Z okazji Dnia Kota w przedszkolu miejskim nr 13 zorganizowano wielką imprezę. Były tańce, oczywiście do kociej muzyki, deklamowano wiersze o jedynie tego dnia słusznej tematyce, przeprowadzono konkurs kociej piosenki, a wszystkie dzieciaczki miały stosowne makijaże i stroje. Wielka feta odbyła się tego dnia, a przy okazji zebrano dla nas troszkę karmy.

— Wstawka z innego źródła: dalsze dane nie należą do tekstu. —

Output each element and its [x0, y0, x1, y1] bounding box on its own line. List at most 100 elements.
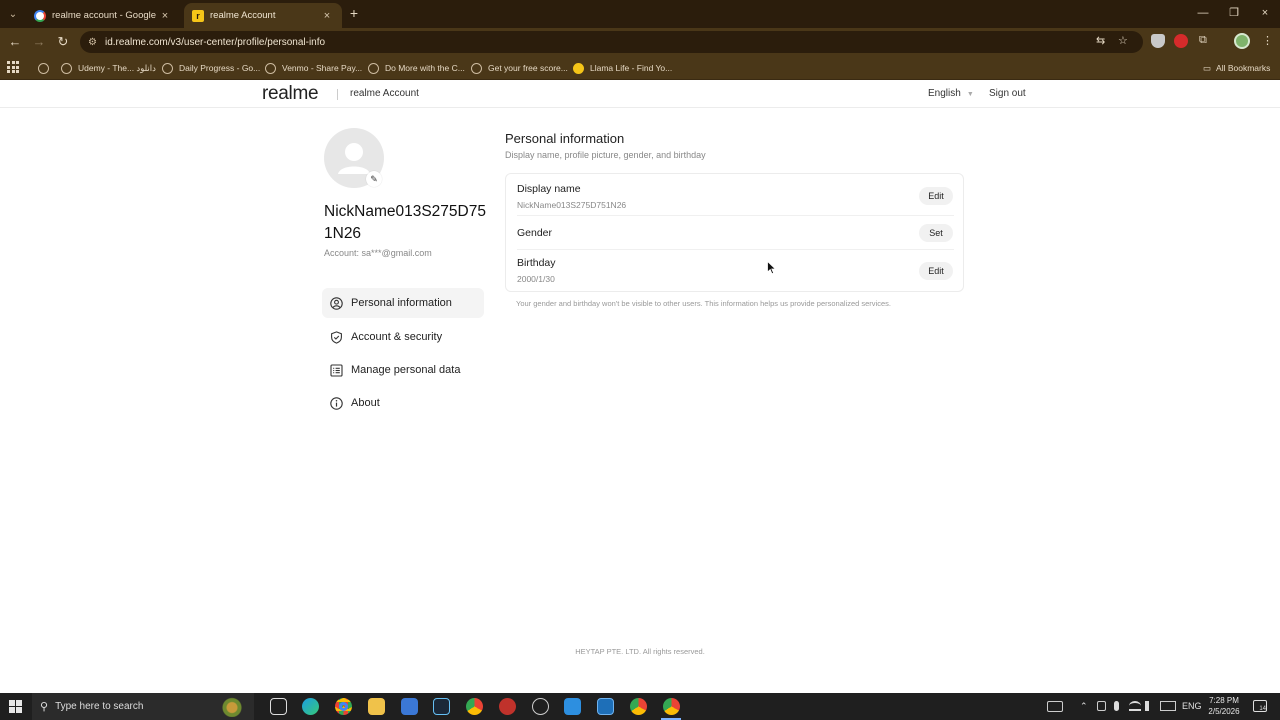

Jak zwykle, tradycyjnie wdzięczna jestem za najdrobniejszą oznakę sympatii. Miła jest sytuacja, kiedy ludzie sami pamiętają o Kociej Mamie, a ja nie muszę wzorem innych sięgać po bardzo brzydki szantaż. Zasada obowiązuje od zawsze: nie żebrzemy o wsparcie, nie piszemy postów w stylu: „Jak nie dacie kasy, nie zoperujemy!”. Duma, ale rozsądna przyświeca naszej pracy. Buta jest nam obca, a dziękować umiemy z klasą, bez uniżenia, fałszu czy z pozycji kolan.
Mamy marzec, koty latają w zalotach, a my nadal przyjmujemy dary wynikające z miauczącego święta.
Przypominam kociarzom, miejcie oczy szeroko otwarte, czy obok nie bytuje jakaś kotka jeszcze niewycięta! Fundacja poprowadzi za rękę logistycznie, wypożyczy sprzęt i przeszkoli w jego obsłudze. Miłość do kotów nakłada na nas również obowiązek wobec tych niezależnych, środowiskowych.